Likewise, the pH in the mash tun is crucial to the success of the process. It needs to stay between 5.0 and 5.7 for the enzymes to function properly and deliver the right level of sugar conversion – once again, this will impact the presentation of the beer in the glass.
Here, ETI’s digitised pH and temperature meter kit is the perfect partner, enabling Widdi and his team to measure both pH and temperatures with ease and at speed when compared to manual processes.
It is important that the probe reaches all the way down to the bottom of the grain bed. This enables Widdi to measure the temperature throughout the mash and generate as accurate a picture as possible.

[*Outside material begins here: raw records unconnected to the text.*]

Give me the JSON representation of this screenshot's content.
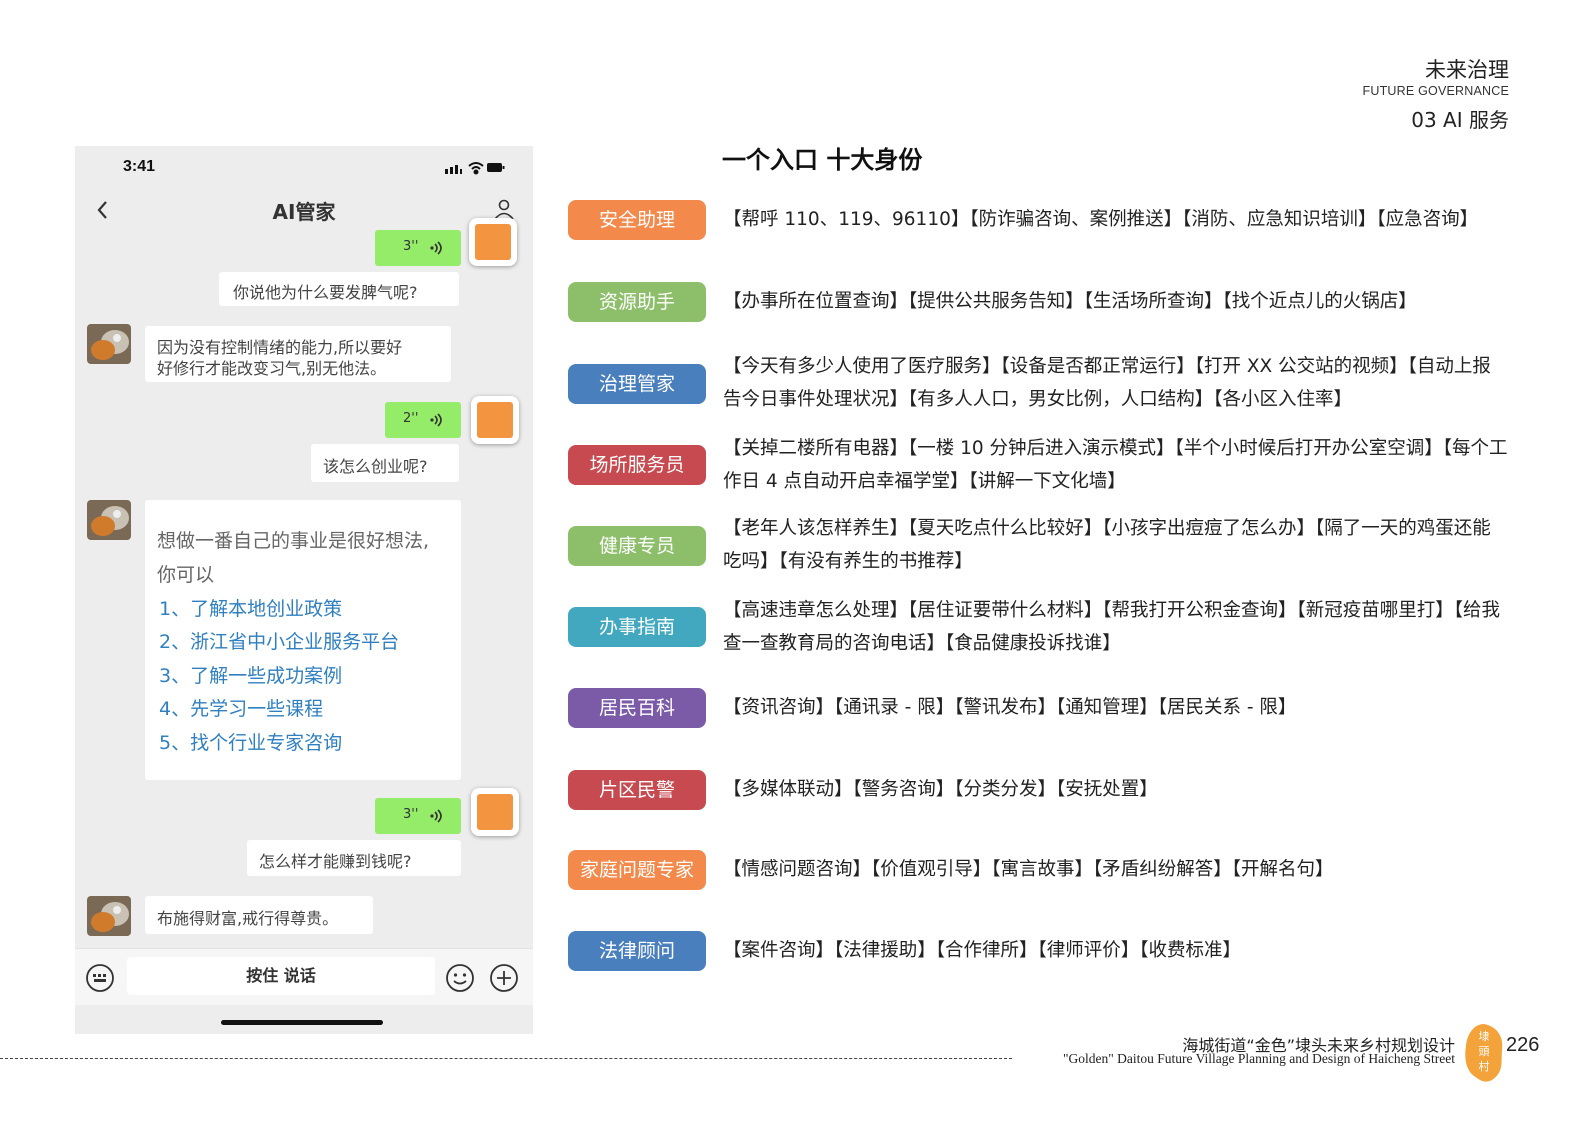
{
  "header": {
    "title_cn": "未来治理",
    "title_en": "FUTURE GOVERNANCE",
    "section": "03 AI 服务"
  },
  "phone": {
    "status_time": "3:41",
    "nav_title": "AI管家",
    "messages": {
      "voice1_duration": "3''",
      "user_text1": "你说他为什么要发脾气呢?",
      "bot_text1_line1": "因为没有控制情绪的能力,所以要好",
      "bot_text1_line2": "好修行才能改变习气,别无他法。",
      "voice2_duration": "2''",
      "user_text2": "该怎么创业呢?",
      "bot_text2_line1": "想做一番自己的事业是很好想法,",
      "bot_text2_line2": "你可以",
      "bot_list": [
        "1、了解本地创业政策",
        "2、浙江省中小企业服务平台",
        "3、了解一些成功案例",
        "4、先学习一些课程",
        "5、找个行业专家咨询"
      ],
      "voice3_duration": "3''",
      "user_text3": "怎么样才能赚到钱呢?",
      "bot_text3": "布施得财富,戒行得尊贵。"
    },
    "input_label": "按住 说话"
  },
  "main": {
    "title": "一个入口   十大身份",
    "roles": [
      {
        "name": "安全助理",
        "color": "#f38a4c",
        "desc": "【帮呼 110、119、96110】【防诈骗咨询、案例推送】【消防、应急知识培训】【应急咨询】"
      },
      {
        "name": "资源助手",
        "color": "#8dbf6b",
        "desc": "【办事所在位置查询】【提供公共服务告知】【生活场所查询】【找个近点儿的火锅店】"
      },
      {
        "name": "治理管家",
        "color": "#4a7fbd",
        "desc": "【今天有多少人使用了医疗服务】【设备是否都正常运行】【打开 XX 公交站的视频】【自动上报告今日事件处理状况】【有多人人口，男女比例，人口结构】【各小区入住率】"
      },
      {
        "name": "场所服务员",
        "color": "#c64a4f",
        "desc": "【关掉二楼所有电器】【一楼 10 分钟后进入演示模式】【半个小时候后打开办公室空调】【每个工作日 4 点自动开启幸福学堂】【讲解一下文化墙】"
      },
      {
        "name": "健康专员",
        "color": "#8dbf6b",
        "desc": "【老年人该怎样养生】【夏天吃点什么比较好】【小孩字出痘痘了怎么办】【隔了一天的鸡蛋还能吃吗】【有没有养生的书推荐】"
      },
      {
        "name": "办事指南",
        "color": "#41a8bf",
        "desc": "【高速违章怎么处理】【居住证要带什么材料】【帮我打开公积金查询】【新冠疫苗哪里打】【给我查一查教育局的咨询电话】【食品健康投诉找谁】"
      },
      {
        "name": "居民百科",
        "color": "#7b5ba7",
        "desc": "【资讯咨询】【通讯录 - 限】【警讯发布】【通知管理】【居民关系 - 限】"
      },
      {
        "name": "片区民警",
        "color": "#c64a4f",
        "desc": "【多媒体联动】【警务咨询】【分类分发】【安抚处置】"
      },
      {
        "name": "家庭问题专家",
        "color": "#f38a4c",
        "desc": "【情感问题咨询】【价值观引导】【寓言故事】【矛盾纠纷解答】【开解名句】"
      },
      {
        "name": "法律顾问",
        "color": "#4a7fbd",
        "desc": "【案件咨询】【法律援助】【合作律所】【律师评价】【收费标准】"
      }
    ]
  },
  "footer": {
    "title_cn": "海城街道“金色”埭头未来乡村规划设计",
    "title_en": "\"Golden\" Daitou Future Village Planning and Design of Haicheng Street",
    "seal_text": "埭头村",
    "page": "226"
  }
}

Downlands Brewery has been making use of ETI’s probes throughout its decade of brewing.
During this time, however, Widdi admits that he has made the mistake of adding a handful of cheap alternatives into his Amazon basket as a quick and easy fix.
“Having tried these cheaper pH meters and other pH meters, I can admit it was a big mistake!” he said.
“ETI’s products have two-point calibration, meaning it’s quick and easy provided that the probe is clean and functioning. Drop it in the 7, drop it in the 4, job’s a good’un. Having this equipment is a huge bonus – the cheaper alternatives were a waste of money.”
The road to recovery
Widdi and Downlands Brewery bore the brunt of the pandemic and lockdowns, the industry suffering hugely with venue closures which in turn reduces demand for casks and kegs of beer.
Even today, behaviour hasn’t been restored to pre-pandemic norms in terms of getting out and about into pubs, and more consumers are buying miniature brew kits to produce their own beer at home.
However, despite the immensely challenging context, Downlands Brewery is holding its own. Having started out as a 100% cask brewery, it now has a diverse portfolio that sees keg beers generate around 30% of its income during what Widdi terms ‘normal times’, which he hopes to be on the horizon.
He remains determined to support the pub sector. This, alongside some practical reasons relating to space, is why the company has not moved into direct-to-consumer sales via bottles and cans.
And those pubs (predominantly across Sussex) which sell Downloads Brewery beer can rest assured it arrives in pristine condition, much of this being owed to a meticulous brewing process that does not leave pH and temperature consistency to chance.